Can relax assumption of no block-treatment interaction (other possibilities: live with it, you less divergent blocks). Have $b$ blocks of $r \times t$ units, each recieving one randomly assigned treatment. Can now separate true replication from interaction, and have more sensitivity for testing significance of differences. However, will be more expensive.
In industrial expt, usually minimise expt’s and maximise factors, assume low variability because well-controlled processes: RCBD with replication not appropriate. In social and life sciences, usually have fewer factors and more error: RCBD with replication useful and appropriate
Repeated measures design
Repeated measures taken on same EU. Has two-way structure similar to RCBD, but subject is not group of EU’s with randomly applied treatments, nevertheless can still be appropriate to use same analysis.

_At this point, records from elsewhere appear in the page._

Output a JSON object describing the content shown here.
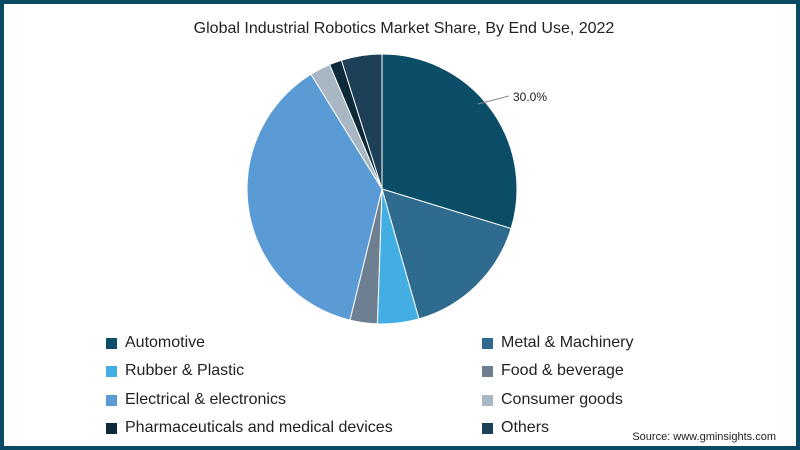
{
  "chart_data": {
    "type": "pie",
    "title": "Global Industrial Robotics Market Share, By End Use, 2022",
    "slices": [
      {
        "label": "Automotive",
        "value": 30.0,
        "color": "#0b4d66",
        "data_label": "30.0%"
      },
      {
        "label": "Metal & Machinery",
        "value": 16.0,
        "color": "#2e6b8e"
      },
      {
        "label": "Rubber & Plastic",
        "value": 5.0,
        "color": "#43aee3"
      },
      {
        "label": "Food & beverage",
        "value": 3.3,
        "color": "#6d7f91"
      },
      {
        "label": "Electrical & electronics",
        "value": 37.7,
        "color": "#5b9bd5"
      },
      {
        "label": "Consumer goods",
        "value": 2.5,
        "color": "#a9b6c3"
      },
      {
        "label": "Pharmaceuticals and medical devices",
        "value": 1.5,
        "color": "#0d2a3a"
      },
      {
        "label": "Others",
        "value": 4.9,
        "color": "#1d3f57"
      }
    ],
    "legend_position": "bottom"
  },
  "source": "Source: www.gminsights.com"
}
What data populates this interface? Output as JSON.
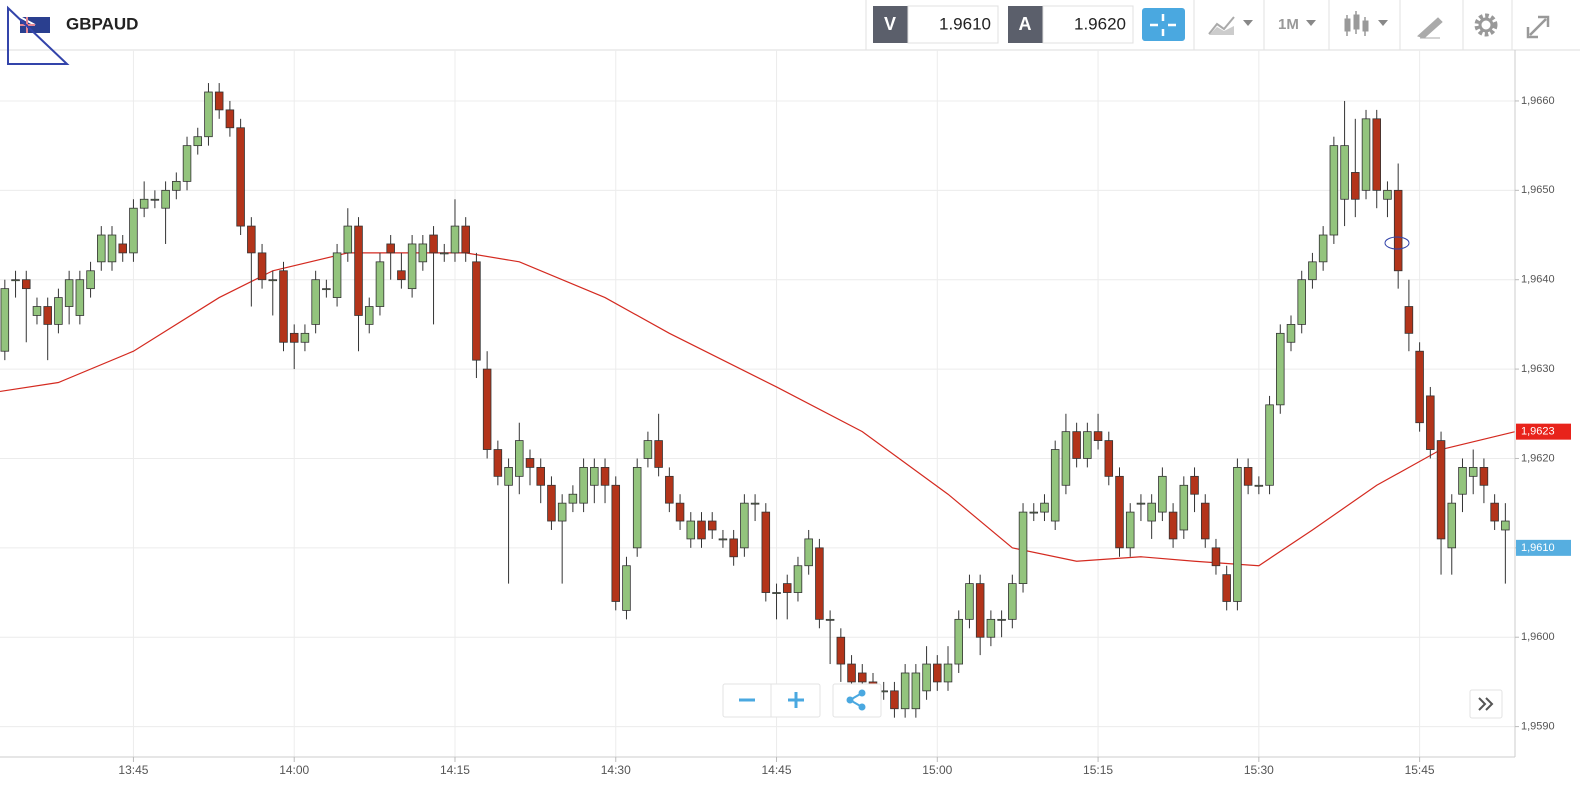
{
  "toolbar": {
    "symbol": "GBPAUD",
    "bid_label": "V",
    "bid": "1.9610",
    "ask_label": "A",
    "ask": "1.9620",
    "timeframe": "1M"
  },
  "chart_data": {
    "type": "candlestick",
    "grid": true,
    "up_color": "#93c47d",
    "down_color": "#b3341a",
    "xlim": [
      -0.45,
      140.9
    ],
    "ylim": [
      1.95866,
      1.96657
    ],
    "xticks": [
      {
        "value": 12,
        "label": "13:45"
      },
      {
        "value": 27,
        "label": "14:00"
      },
      {
        "value": 42,
        "label": "14:15"
      },
      {
        "value": 57,
        "label": "14:30"
      },
      {
        "value": 72,
        "label": "14:45"
      },
      {
        "value": 87,
        "label": "15:00"
      },
      {
        "value": 102,
        "label": "15:15"
      },
      {
        "value": 117,
        "label": "15:30"
      },
      {
        "value": 132,
        "label": "15:45"
      }
    ],
    "yticks": [
      {
        "value": 1.966,
        "label": "1,9660"
      },
      {
        "value": 1.965,
        "label": "1,9650"
      },
      {
        "value": 1.964,
        "label": "1,9640"
      },
      {
        "value": 1.963,
        "label": "1,9630"
      },
      {
        "value": 1.962,
        "label": "1,9620"
      },
      {
        "value": 1.961,
        "label": "1,9610"
      },
      {
        "value": 1.96,
        "label": "1,9600"
      },
      {
        "value": 1.959,
        "label": "1,9590"
      }
    ],
    "open": [
      1.9632,
      1.964,
      1.964,
      1.9636,
      1.9637,
      1.9635,
      1.9637,
      1.9636,
      1.9639,
      1.9642,
      1.9642,
      1.9644,
      1.9643,
      1.9648,
      1.9649,
      1.9648,
      1.965,
      1.9651,
      1.9655,
      1.9656,
      1.9661,
      1.9659,
      1.9657,
      1.9646,
      1.9643,
      1.964,
      1.9641,
      1.9634,
      1.9633,
      1.9635,
      1.9639,
      1.9638,
      1.9643,
      1.9646,
      1.9635,
      1.9637,
      1.9644,
      1.9641,
      1.9639,
      1.9642,
      1.9645,
      1.9643,
      1.9643,
      1.9646,
      1.9642,
      1.963,
      1.9621,
      1.9617,
      1.9618,
      1.962,
      1.9619,
      1.9617,
      1.9613,
      1.9615,
      1.9615,
      1.9617,
      1.9619,
      1.9617,
      1.9603,
      1.961,
      1.962,
      1.9622,
      1.9618,
      1.9615,
      1.9611,
      1.9613,
      1.9613,
      1.9611,
      1.9611,
      1.961,
      1.9615,
      1.9614,
      1.9605,
      1.9606,
      1.9605,
      1.9608,
      1.961,
      1.9602,
      1.96,
      1.9597,
      1.9596,
      1.9595,
      1.9594,
      1.9594,
      1.9592,
      1.9592,
      1.9594,
      1.9597,
      1.9595,
      1.9597,
      1.9602,
      1.9606,
      1.96,
      1.9602,
      1.9602,
      1.9606,
      1.9614,
      1.9614,
      1.9613,
      1.9617,
      1.9623,
      1.962,
      1.9623,
      1.9622,
      1.9618,
      1.961,
      1.9615,
      1.9613,
      1.9614,
      1.9614,
      1.9612,
      1.9618,
      1.9615,
      1.961,
      1.9607,
      1.9604,
      1.9619,
      1.9617,
      1.9617,
      1.9626,
      1.9633,
      1.9635,
      1.964,
      1.9642,
      1.9645,
      1.9649,
      1.9652,
      1.965,
      1.9658,
      1.9649,
      1.965,
      1.9637,
      1.9632,
      1.9627,
      1.9622,
      1.961,
      1.9616,
      1.9618,
      1.9619,
      1.9615,
      1.9612
    ],
    "high": [
      1.964,
      1.9641,
      1.9641,
      1.9638,
      1.9638,
      1.9639,
      1.9641,
      1.9641,
      1.9642,
      1.9646,
      1.9646,
      1.9645,
      1.9649,
      1.9651,
      1.965,
      1.9651,
      1.9652,
      1.9656,
      1.9657,
      1.9662,
      1.9662,
      1.966,
      1.9658,
      1.9647,
      1.9644,
      1.9641,
      1.9642,
      1.9635,
      1.9635,
      1.9641,
      1.964,
      1.9644,
      1.9648,
      1.9647,
      1.9638,
      1.9643,
      1.9645,
      1.9643,
      1.9645,
      1.9645,
      1.9646,
      1.9644,
      1.9649,
      1.9647,
      1.9643,
      1.9632,
      1.9622,
      1.962,
      1.9624,
      1.9621,
      1.962,
      1.9618,
      1.9616,
      1.9617,
      1.962,
      1.962,
      1.962,
      1.9618,
      1.9609,
      1.962,
      1.9623,
      1.9625,
      1.9619,
      1.9616,
      1.9614,
      1.9614,
      1.9614,
      1.9612,
      1.9612,
      1.9616,
      1.9616,
      1.9615,
      1.9606,
      1.9607,
      1.9609,
      1.9612,
      1.9611,
      1.9603,
      1.9601,
      1.9598,
      1.9597,
      1.9596,
      1.9595,
      1.9595,
      1.9597,
      1.9597,
      1.9599,
      1.9598,
      1.9599,
      1.9603,
      1.9607,
      1.9607,
      1.9603,
      1.9603,
      1.9607,
      1.9615,
      1.9615,
      1.9616,
      1.9622,
      1.9625,
      1.9624,
      1.9624,
      1.9625,
      1.9623,
      1.9619,
      1.9615,
      1.9616,
      1.9616,
      1.9619,
      1.9615,
      1.9618,
      1.9619,
      1.9616,
      1.9611,
      1.9608,
      1.962,
      1.962,
      1.9618,
      1.9627,
      1.9635,
      1.9636,
      1.9641,
      1.9643,
      1.9646,
      1.9656,
      1.966,
      1.9658,
      1.9659,
      1.9659,
      1.9651,
      1.9653,
      1.964,
      1.9633,
      1.9628,
      1.9623,
      1.9616,
      1.962,
      1.9621,
      1.962,
      1.9616,
      1.9615
    ],
    "low": [
      1.9631,
      1.9638,
      1.9633,
      1.9635,
      1.9631,
      1.9634,
      1.9635,
      1.9635,
      1.9638,
      1.9641,
      1.9641,
      1.9642,
      1.9642,
      1.9647,
      1.9648,
      1.9644,
      1.9649,
      1.965,
      1.9654,
      1.9655,
      1.9658,
      1.9656,
      1.9645,
      1.9637,
      1.9639,
      1.9636,
      1.9632,
      1.963,
      1.9632,
      1.9634,
      1.9638,
      1.9637,
      1.9642,
      1.9632,
      1.9634,
      1.9636,
      1.964,
      1.9639,
      1.9638,
      1.9641,
      1.9635,
      1.9642,
      1.9642,
      1.9642,
      1.9629,
      1.962,
      1.9617,
      1.9606,
      1.9616,
      1.9617,
      1.9615,
      1.9612,
      1.9606,
      1.9614,
      1.9614,
      1.9615,
      1.9615,
      1.9603,
      1.9602,
      1.9609,
      1.9619,
      1.9618,
      1.9614,
      1.9612,
      1.961,
      1.961,
      1.9611,
      1.961,
      1.9608,
      1.9609,
      1.9613,
      1.9604,
      1.9602,
      1.9602,
      1.9604,
      1.9607,
      1.9601,
      1.9597,
      1.9595,
      1.9593,
      1.9594,
      1.9593,
      1.9593,
      1.9591,
      1.9591,
      1.9591,
      1.9593,
      1.9594,
      1.9594,
      1.9596,
      1.9601,
      1.9598,
      1.9599,
      1.96,
      1.9601,
      1.9605,
      1.9613,
      1.9613,
      1.9612,
      1.9616,
      1.9619,
      1.9619,
      1.9621,
      1.9617,
      1.9609,
      1.9609,
      1.9613,
      1.9611,
      1.9613,
      1.961,
      1.9611,
      1.9614,
      1.961,
      1.9607,
      1.9603,
      1.9603,
      1.9616,
      1.9616,
      1.9616,
      1.9625,
      1.9632,
      1.9634,
      1.9639,
      1.9641,
      1.9644,
      1.9646,
      1.9647,
      1.9649,
      1.9648,
      1.9647,
      1.9639,
      1.9632,
      1.9623,
      1.962,
      1.9607,
      1.9607,
      1.9614,
      1.9616,
      1.9615,
      1.9612,
      1.9606
    ],
    "close": [
      1.9639,
      1.964,
      1.9639,
      1.9637,
      1.9635,
      1.9638,
      1.964,
      1.964,
      1.9641,
      1.9645,
      1.9645,
      1.9643,
      1.9648,
      1.9649,
      1.9649,
      1.965,
      1.9651,
      1.9655,
      1.9656,
      1.9661,
      1.9659,
      1.9657,
      1.9646,
      1.9643,
      1.964,
      1.964,
      1.9633,
      1.9633,
      1.9634,
      1.964,
      1.9639,
      1.9643,
      1.9646,
      1.9636,
      1.9637,
      1.9642,
      1.9643,
      1.964,
      1.9644,
      1.9644,
      1.9643,
      1.9643,
      1.9646,
      1.9643,
      1.9631,
      1.9621,
      1.9618,
      1.9619,
      1.9622,
      1.9619,
      1.9617,
      1.9613,
      1.9615,
      1.9616,
      1.9619,
      1.9619,
      1.9617,
      1.9604,
      1.9608,
      1.9619,
      1.9622,
      1.9619,
      1.9615,
      1.9613,
      1.9613,
      1.9611,
      1.9612,
      1.9611,
      1.9609,
      1.9615,
      1.9615,
      1.9605,
      1.9605,
      1.9605,
      1.9608,
      1.9611,
      1.9602,
      1.9602,
      1.9597,
      1.9595,
      1.9595,
      1.9594,
      1.9594,
      1.9592,
      1.9596,
      1.9596,
      1.9597,
      1.9595,
      1.9597,
      1.9602,
      1.9606,
      1.96,
      1.9602,
      1.9602,
      1.9606,
      1.9614,
      1.9614,
      1.9615,
      1.9621,
      1.9623,
      1.962,
      1.9623,
      1.9622,
      1.9618,
      1.961,
      1.9614,
      1.9615,
      1.9615,
      1.9618,
      1.9611,
      1.9617,
      1.9616,
      1.9611,
      1.9608,
      1.9604,
      1.9619,
      1.9617,
      1.9617,
      1.9626,
      1.9634,
      1.9635,
      1.964,
      1.9642,
      1.9645,
      1.9655,
      1.9655,
      1.9649,
      1.9658,
      1.965,
      1.965,
      1.9641,
      1.9634,
      1.9624,
      1.9621,
      1.9611,
      1.9615,
      1.9619,
      1.9619,
      1.9617,
      1.9613,
      1.9613
    ],
    "moving_average": {
      "color": "#d42a20",
      "x": [
        -0.45,
        5,
        12,
        20,
        25,
        32,
        43,
        48,
        56,
        62,
        72,
        80,
        88,
        94,
        100,
        106,
        111,
        117,
        122,
        128,
        134,
        140.9
      ],
      "values": [
        1.96275,
        1.96285,
        1.9632,
        1.9638,
        1.9641,
        1.9643,
        1.9643,
        1.9642,
        1.9638,
        1.9634,
        1.9628,
        1.9623,
        1.9616,
        1.961,
        1.96085,
        1.9609,
        1.96085,
        1.9608,
        1.9612,
        1.9617,
        1.9621,
        1.9623
      ]
    },
    "price_markers": [
      {
        "value": 1.9623,
        "label": "1,9623",
        "color": "#e8231b"
      },
      {
        "value": 1.961,
        "label": "1,9610",
        "color": "#56aee0"
      }
    ]
  }
}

Balanced imcomplete block design
In RCBD designs number of EU’s in a block constrained to be multiple of number of treatments (all treatments replicated in each block). What do we do if block size is smaller than number of treatments? BIBD.
Model: $y_ij = \mu + t_i + b_j + e_ij$ , $e_ij ~ NID(0, \sigma^2)$ . Same model as RCBD, but not all combinations included so need different analysis: use regression model to correct for effects of correlation.
Hidden power: if A & B are paired $n$ times, estimate of their difference is as precise if they were measure $2n$ times! Relies on assumptions of block-treatment independence and careful balancing.
$b$ blocks of $k$ EU’s, $t$ treatments occuring $r$ times, $bk = tr$ . Each pair of treatments occurs in $\lambda = r(k-1) / (t-1)$ blocks Relative efficiency: $e = t\lambda / rk$When we can model blocks as random effects, block totals can be analysed to provide another set of estimated treatment effects, an inter-block analysis. Indepedent of above analysis (intra-block analysis). Weighted average of the two can be more precise than either set separately.
Latin square designs
Three factors (usually 2 blocking, 1 treatment) with same number of levels. Want to compare treatments removing variability from blocks. RCBD would need 64 runs for factors with four levels, can we make do with less? Latin square only needs 16, one treatment tested for each combination of blocks in such a way that effects can be separated and eliminated.
Model: $y_ij = \mu + t_i + r_j + c_k + e_ijk$ , $e_ij ~ NID(0, \sigma^2)$ Key assumption: no interaction between rows, columns and treatments.
Error term in model ($e_ijk$ ) represents variability if same conditions repeated independently – not true error variance, but can estimate it assuming no interaction. However, because is type of factorial design if we decide one factor is unimportant we can collapse the design and analyse without (sim. to stepwise regression, controversial if overdone). Analyse using standard ANOVA: means can be calculated directly because all other effects will cancel out.